O trabalho, os poderes e as responsabilidades são hierarquizados, possuindo centros de poder que controlam o seu esforço e as dirigem para um objectivo comum. À liderança da organização cabe promover a confluência das múltiplas acções individuais para possibilitar que os objectivos operacionais conduzam à exequibilidade dos objectivos estratégicos, em suma, decidir e dirigir em conformidade com a estratégia.
Assim surge a necessidade da gestão estipular a estratégia, sendo para tal essencial definir a Visão, a Missão e os Objectivos organizacionais.
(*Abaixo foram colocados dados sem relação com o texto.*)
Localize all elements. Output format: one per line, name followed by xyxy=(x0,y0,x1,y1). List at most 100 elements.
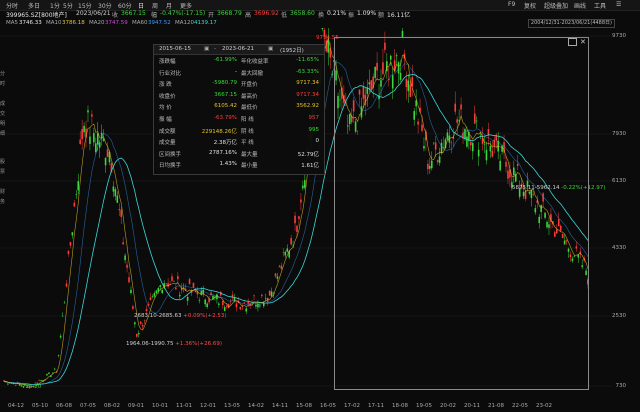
candle-body xyxy=(304,180,306,188)
stat-row: 最大量 52.79亿 xyxy=(241,150,319,159)
calendar-icon[interactable]: ▣ xyxy=(204,46,209,52)
date-range-display[interactable]: 2004/12/31-2023/06/21(4488日) xyxy=(527,19,615,28)
candle-body xyxy=(96,133,99,145)
tab-multiday[interactable]: 多日 xyxy=(28,1,40,10)
tab-60min[interactable]: 60分 xyxy=(118,1,132,10)
stat-row: 年化收益率 -11.65% xyxy=(241,57,319,66)
candle-body xyxy=(134,322,136,325)
candle-body xyxy=(130,289,132,294)
stat-row: 最高价 9717.34 xyxy=(241,92,319,101)
tab-5min[interactable]: 5分 xyxy=(63,1,73,10)
candle-body xyxy=(155,290,158,294)
ma20-label: MA20 xyxy=(89,20,105,26)
x-tick: 11-01 xyxy=(176,403,192,409)
tab-month[interactable]: 月 xyxy=(166,1,172,10)
candle-body xyxy=(114,189,117,197)
interval-change: +1.36%(+26.69) xyxy=(175,341,222,347)
ma5-label: MA5 xyxy=(6,20,19,26)
stat-row: 日均换手 1.43% xyxy=(159,161,237,170)
stat-label: 涨 跌 xyxy=(159,82,172,89)
stat-value: 9717.34 xyxy=(296,80,319,87)
end-date[interactable]: 2023-06-21 xyxy=(222,46,254,52)
high-value: 3696.92 xyxy=(254,10,279,17)
f9-button[interactable]: F9 xyxy=(508,1,515,8)
stat-value: 2.38万亿 xyxy=(213,140,237,147)
y-tick: 4330 xyxy=(612,245,626,251)
candle-body xyxy=(298,216,300,219)
candle-body xyxy=(192,282,195,288)
stat-value: -61.99% xyxy=(214,57,237,63)
candle-body xyxy=(245,308,248,312)
tab-intraday[interactable]: 分时 xyxy=(6,1,18,10)
x-tick: 14-02 xyxy=(248,403,264,409)
stat-label: 最高价 xyxy=(241,93,258,100)
amplitude-label: 振 xyxy=(348,12,355,19)
candle-body xyxy=(165,283,167,285)
open-label: 开 xyxy=(208,12,215,19)
overlay-button[interactable]: 超级叠加 xyxy=(544,1,568,10)
x-tick: 07-05 xyxy=(80,403,96,409)
candle-body xyxy=(48,372,50,374)
candle-body xyxy=(65,283,68,287)
ma20-value: 3747.59 xyxy=(105,20,128,26)
x-tick: 15-08 xyxy=(296,403,312,409)
candle-body xyxy=(128,277,130,283)
candle-body xyxy=(290,238,292,245)
stat-value: 9717.34 xyxy=(296,91,319,98)
quote-date: 2023/06/21 xyxy=(76,10,111,17)
stat-value: 3667.15 xyxy=(214,91,237,98)
y-tick: 9730 xyxy=(612,33,626,39)
x-tick: 17-11 xyxy=(368,403,384,409)
tab-15min[interactable]: 15分 xyxy=(78,1,92,10)
interval-text: 2683.10-2685.63 xyxy=(134,313,182,319)
candle-body xyxy=(57,355,60,356)
candle-body xyxy=(161,289,164,294)
candle-body xyxy=(268,290,271,296)
start-date[interactable]: 2015-06-15 xyxy=(159,46,191,52)
candle-body xyxy=(143,320,146,322)
stat-label: 最小量 xyxy=(241,163,258,170)
tools-button[interactable]: 工具 xyxy=(594,1,606,10)
candle-body xyxy=(132,306,134,309)
interval-selection[interactable] xyxy=(334,37,589,390)
interval-annotation-2: 1964.06-1990.75 +1.36%(+26.69) xyxy=(126,341,222,347)
x-tick: 14-11 xyxy=(272,403,288,409)
stat-row: 阴 线 995 xyxy=(241,127,319,136)
candle-body xyxy=(63,302,66,304)
stat-label: 收盘价 xyxy=(159,93,176,100)
interval-stats-popup: 2015-06-15 ▣ - 2023-06-21 ▣ (1952日) 涨跌幅 -… xyxy=(153,44,325,175)
x-tick: 09-01 xyxy=(128,403,144,409)
tab-more[interactable]: 更多 xyxy=(180,1,192,10)
candle-body xyxy=(223,307,226,311)
calendar-icon[interactable]: ▣ xyxy=(268,46,273,52)
tab-day[interactable]: 日 xyxy=(138,1,144,10)
tab-week[interactable]: 周 xyxy=(152,1,158,10)
draw-button[interactable]: 画线 xyxy=(574,1,586,10)
stat-value: -63.33% xyxy=(296,68,319,75)
stat-label: 行业对比 xyxy=(159,70,182,77)
adjust-button[interactable]: 复权 xyxy=(524,1,536,10)
close-icon[interactable]: ✕ xyxy=(580,38,586,46)
stat-row: 成交额 229148.26亿 xyxy=(159,127,237,136)
turnover-label: 换 xyxy=(318,12,325,19)
x-tick: 12-01 xyxy=(200,403,216,409)
stat-value: 6105.42 xyxy=(214,103,237,110)
stat-label: 最大量 xyxy=(241,151,258,158)
candle-body xyxy=(83,125,85,133)
stat-label: 成交量 xyxy=(159,140,176,147)
candle-body xyxy=(296,225,298,232)
tab-1min[interactable]: 1分 xyxy=(50,1,60,10)
candle-body xyxy=(286,248,289,252)
tab-30min[interactable]: 30分 xyxy=(98,1,112,10)
stat-row: 最小量 1.61亿 xyxy=(241,161,319,170)
candle-body xyxy=(261,294,263,297)
maximize-icon[interactable] xyxy=(568,38,577,46)
candle-body xyxy=(87,110,89,113)
stat-label: 振 幅 xyxy=(159,117,172,123)
menu-icon[interactable]: ☰ xyxy=(616,1,621,8)
candle-body xyxy=(73,202,76,207)
candle-body xyxy=(40,380,42,381)
candle-body xyxy=(218,303,220,305)
change-value: -0.47%(-17.15) xyxy=(160,10,206,17)
stat-value: -63.79% xyxy=(214,115,237,121)
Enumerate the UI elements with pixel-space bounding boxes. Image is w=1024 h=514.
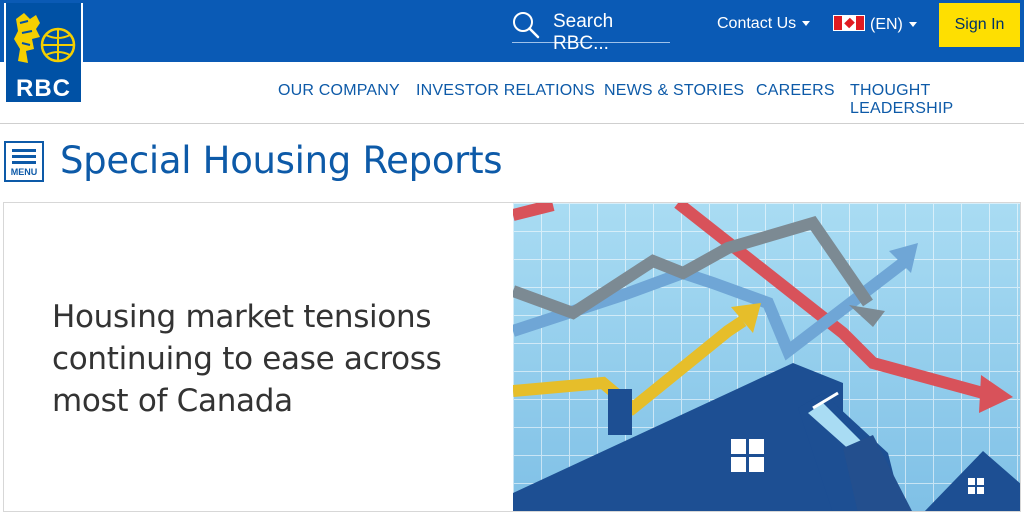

A visão orienta a organização numa meta de longo prazo criando um compromisso consigo própria no intento de atingir o propósito declarado, que deve ser simples e conciso (para caber numa t-shirt). Os gestores que definem uma visão clara, coerente e sustentada criam uma elevada base de poder para conduzirem os destinos da empresa.
As aspirações para o futuro da empresa devem estar perfeitamente identificadas, de forma transparente e perceptível a todos. Na sua elaboração tem que se definir e respeitar o direito das pessoas, devendo ser focada para os Stakeholders (clientes, colaboradores, fornecedores, e investidores).
Deve funcionar como meta a ser atingida pela organização, para onde se quer ir, qual a sua inspiração.
Para atingir essa meta é necessário percorrer um caminho, que não é mais do que a Missão. Onde estamos, e por onde vamos.
A missão é a razão de existir da empresa, é a sua definição que torna possíveis, claros e realistas os objectivos da empresa (Drucker). É a declaração ampla e duradoura de propósitos que individualiza a organização e a distingue, identificando o negócio dentro do espaço que se deseja ocupar no seu mercado de actuação.
Tem que causar impacto, ser clara, directa, focalizada no cliente, e não nos produtos, contemplar as competências centrais, ser autêntica, assertiva e factível, deve orientar permanentemente o caminho, ser motivadora.
Derivando da definição da visão e da missão das organizações surgem os objectivos, que pretendem orientar, com maior assertividade, as acções.
A definição dos objectivos deve derivar da análise imparcial das oportunidades e recursos e não de pensamentos e desejos. Tad James definiu um sistema muito intuitivo para ajudar a definição de objectivos, denominando-o SMART ("inteligente" em Inglês).
Cada letra da palavra "smart" tem um significado que deve ser analisado na formulação dos objectivos:
"S" (Specific and Simple) - Específicos e Simples
Precisamos de ser específicos em relação aos nossos objectivos. Não basta dizer que queremos ter lucro, tem que se quantificar. Devem ser declarados de forma simples, directa e objectiva.
"M" (Measurable and Meaningfull) - Mensuráveis e Significativos
Medir no sentido de estipular o período durante o qual devemos atingir o objectivo, focando as nossas acções e emoções em assuntos pertinentes para a concretização dos mesmos. Significativo refere-se ao facto dos objectivos serem para cada um individualmente e não para agradar a quem está ao nosso redor.
"A" (Attainable) - Atíngivel
Temos de ter a certeza que os objectivos se encontram definidos objectivamente, de forma equilibrada e congruente, com o momento, e os recursos, presente.
"R" (Realistic and Responsible) - Realístico e Responsável
Os objectivos devem ser os mais desafiadores possíveis, embora possíveis. Só assim teremos motivação suficiente para os conquistar. Quem os define, e assume, deve ser responsável pela conquista dos mesmos, não carecendo de estar dependente de factores externos.
"T" (Toward what you want and Tangible) - Através do que desejamos e tangíveis
Quando definimos os nossos objectivos, temos que fazê-lo de forma positiva, e afirmativa. Sendo tangível mais facilmente se tornará especifico, mensurável e, como tal, atingível.
A questão essencial, na definição da estratégia, não se prende com a vontade de vencer, pois todos temos ambição, o importante é saber se temos vontade de nos preparar para tal. A estratégia eficiente é definida tendo em conta as pessoas, não esquecendo que somos aquilo em que acreditamos (Anton Chekhov). A sua elaboração é muito importante, no entanto qualquer estratégia pode ser estipulada, o papel aceita tudo o que lá se escreve, o estratega tem que a elaborar de forma perceptível para a poder apresentar, pois é na sua aceitação que recaí o seu sucesso.